Viviamo sempre più in un mondo complesso in continuo cambiamento, che richiede particolari competenze per essere in grado di “orientarsi” e saperlo viverlo come un’opportunità e non un problema.
Per questo è importante che si lavori sui giovani per lavorare fin da subito alla crescita di quella che viene definita “global competence”, cioè lo sviluppare tutti i lati della personalità compreso quelli socio-emozionali che conferiscono sicurezza e capacità di adattarsi velocemente ai contesti fluidi.
Il mondo del lavoro dopo la pandemia è enormemente cambiato, ha creatoun nuovo contesto che ha introdotto l’utilizzo del lavoro ibrido (smartworking e in presenza ma con ambienti rinnovati) e un approccio nuovo del lavoro che sta portando soprattutto i 40-50 enni alle dimissioni di massa perché non vedono più nel lavoro la realizzazione della propria esistenza.
Il lockdown ha fatto riscoprire in sostanza vecchi valori che il caos dei ritmi pre-pandemia ci aveva fatto dimenticare.
Per “character skill “(letteralmente competenze del personaggio) si intendono le competenze. le disposizioni mentali che coinvolgono direttamente la personalità del lavoratore, non toccando solo la sfera del cognitivo, bensì interessando il suo carattere e il modo in cui si approccia al lavoro e aiutano a svolgere una determinata mansione.
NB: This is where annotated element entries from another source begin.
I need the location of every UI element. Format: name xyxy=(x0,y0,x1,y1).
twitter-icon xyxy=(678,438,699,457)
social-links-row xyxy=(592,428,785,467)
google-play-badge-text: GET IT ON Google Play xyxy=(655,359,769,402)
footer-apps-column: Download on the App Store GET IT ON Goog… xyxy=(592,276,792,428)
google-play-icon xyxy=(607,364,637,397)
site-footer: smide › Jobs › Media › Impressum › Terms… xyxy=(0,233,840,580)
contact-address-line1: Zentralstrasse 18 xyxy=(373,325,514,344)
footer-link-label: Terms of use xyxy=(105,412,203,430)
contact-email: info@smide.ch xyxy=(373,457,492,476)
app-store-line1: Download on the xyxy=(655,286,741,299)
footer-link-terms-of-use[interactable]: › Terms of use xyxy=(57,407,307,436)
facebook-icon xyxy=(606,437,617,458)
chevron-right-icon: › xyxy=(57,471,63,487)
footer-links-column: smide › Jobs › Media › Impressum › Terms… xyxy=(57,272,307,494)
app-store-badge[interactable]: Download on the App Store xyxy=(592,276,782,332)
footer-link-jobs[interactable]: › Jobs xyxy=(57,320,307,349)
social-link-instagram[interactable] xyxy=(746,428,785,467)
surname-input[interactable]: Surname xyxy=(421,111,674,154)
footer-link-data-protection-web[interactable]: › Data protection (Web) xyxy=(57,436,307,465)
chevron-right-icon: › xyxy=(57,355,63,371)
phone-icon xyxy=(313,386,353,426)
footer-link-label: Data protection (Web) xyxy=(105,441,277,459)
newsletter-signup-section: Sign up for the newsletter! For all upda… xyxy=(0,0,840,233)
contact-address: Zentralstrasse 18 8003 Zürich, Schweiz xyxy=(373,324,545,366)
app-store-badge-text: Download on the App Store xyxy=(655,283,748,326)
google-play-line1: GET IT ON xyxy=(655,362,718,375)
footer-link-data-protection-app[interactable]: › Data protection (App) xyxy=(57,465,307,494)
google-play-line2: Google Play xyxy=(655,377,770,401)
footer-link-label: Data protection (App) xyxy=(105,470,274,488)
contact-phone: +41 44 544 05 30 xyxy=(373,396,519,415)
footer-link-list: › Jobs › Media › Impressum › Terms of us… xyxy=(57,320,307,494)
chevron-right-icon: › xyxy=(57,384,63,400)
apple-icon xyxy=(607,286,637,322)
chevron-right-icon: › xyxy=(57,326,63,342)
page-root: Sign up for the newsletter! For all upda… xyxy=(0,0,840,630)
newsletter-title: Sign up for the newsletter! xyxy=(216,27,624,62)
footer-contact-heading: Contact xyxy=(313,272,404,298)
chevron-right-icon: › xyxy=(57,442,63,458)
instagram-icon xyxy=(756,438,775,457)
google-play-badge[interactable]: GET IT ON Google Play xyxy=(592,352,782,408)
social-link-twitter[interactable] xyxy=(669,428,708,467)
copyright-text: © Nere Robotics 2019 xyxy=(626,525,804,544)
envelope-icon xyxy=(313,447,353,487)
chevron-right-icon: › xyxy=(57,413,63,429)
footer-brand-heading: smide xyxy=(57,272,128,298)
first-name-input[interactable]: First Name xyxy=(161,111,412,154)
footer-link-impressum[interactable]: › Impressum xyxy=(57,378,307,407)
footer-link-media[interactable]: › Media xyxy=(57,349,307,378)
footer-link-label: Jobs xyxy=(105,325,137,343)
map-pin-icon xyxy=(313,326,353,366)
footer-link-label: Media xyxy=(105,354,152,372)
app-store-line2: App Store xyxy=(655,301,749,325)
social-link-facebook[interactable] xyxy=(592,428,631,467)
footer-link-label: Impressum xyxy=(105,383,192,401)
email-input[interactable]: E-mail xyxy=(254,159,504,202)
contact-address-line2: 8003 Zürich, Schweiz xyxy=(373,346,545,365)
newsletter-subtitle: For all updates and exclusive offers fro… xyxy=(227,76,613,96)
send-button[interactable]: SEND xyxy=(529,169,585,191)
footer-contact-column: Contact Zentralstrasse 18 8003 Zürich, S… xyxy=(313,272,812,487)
Si basa dal presupposto che ormai per avere successo nella vita professionale è necessaria un’ampia varietà di abilità: non c’è più posto, infatti, per una valutazione dei dipendenti che prescinda dal loro carattere, dalla loro personalità, e da tutto quanto concerna la loro sfera emotiva e come questa si rapporta al loro lavoro.
Le character skill, come riporta il portale “Morning Future” in un recente e interessante articolo, vengono studiate attraverso test di autovalutazione e osservazionali usati normalmente in psicologia, con l’obiettivo di renderle degli indicatori misurabili, proprio come tanti altri nel mondo del lavoro di oggi. Il presupposto di questi studi è che gli aspetti cognitivi e non cognitivi non siano scollegati, bensì costituenti del profilo indivisibile e unico di ogni singola persona. (fonte Almalaboris)
Il tema delle character skills è stato recentemente oggetto di dibattito all’interno di un convegno all’interno dell’Università degli Studi di Urbino, dove il Rettore ha ribadito “quanto sia fondamentale che gli studenti di oggi e professionisti di domani non abbiano solo il sapere tecnico ma siano in grado di interagire con gli altri e l’ambiente circostante.”
Il Mondo della scuola si trova davanti ad una sfida fondamentale, “diventare protagonista del cambiamento pedagogico ed educativo”. Solo il connubio tra non cognitive e cognitive skills, può permettere ai ragazzi di affrontare le enormi sfide che il mondo ci sta mettendo davanti. Una sfida che consenta ai ragazzi di migliorare la capacità di adattarsi ai continui cambiamenti sociali e tecnologici.
La sperimentazione di queste nuove competenze dovrà avvenire nella scuola italiana fin dalla fase dell’infanzia. Inoltre, queste nuove abilità hanno un impatto positivo sulla prevenzione dei comportamenti devianti: educare all’emotività e alla relazione in un tempo in cui la violenza è diventata parte del nostro vissuto quotidiano.
Il primo a capire l’importanza delle NCS è stato il Premio Nobel per l’economia James Heckman alla fine degli anni 90 I suoi studi hanno di fatto mostrato come esse condizionano l’apprendimento e le abilità lavorative: possono cambiare in maniera significativa nel corso del tempo e dei luoghi. Ha verificato, inoltre, su gruppi di studenti aventi la stessa capacità conoscitiva, come gli abbandoni dipendano soprattutto dagli aspetti non cognitivi della personalità.
Per lo studioso americano le NCS (No cognitive skills) diventano tratti della personalità innati e formati dall’interazione con l’ambiente che condiziona l’apprendimento e le abilità lavorative entrando di fatto a far parte del character delle persone. I suoi studi hanno dimostrato che uno sviluppo di esse aumenta la produttività nel lavoro: soprattutto in un mondo in cui la conoscenza diventa obsoleta velocemente, danno all’individuo quella capacità di “imparare ad imparare” che è determinante per non trovarsi esclusi.
Nonostante tutte le evidenze empiriche e gli apporti metodologici che dimostrano l’importanza di queste nuove competenze senza luoghi scolastici trasformati per sviluppare la personalità degli studenti, la scuola italiana e i nostri giovani non riusciranno a fare quel salto di qualità che oggi è necessario e che richiede il mondo del lavoro.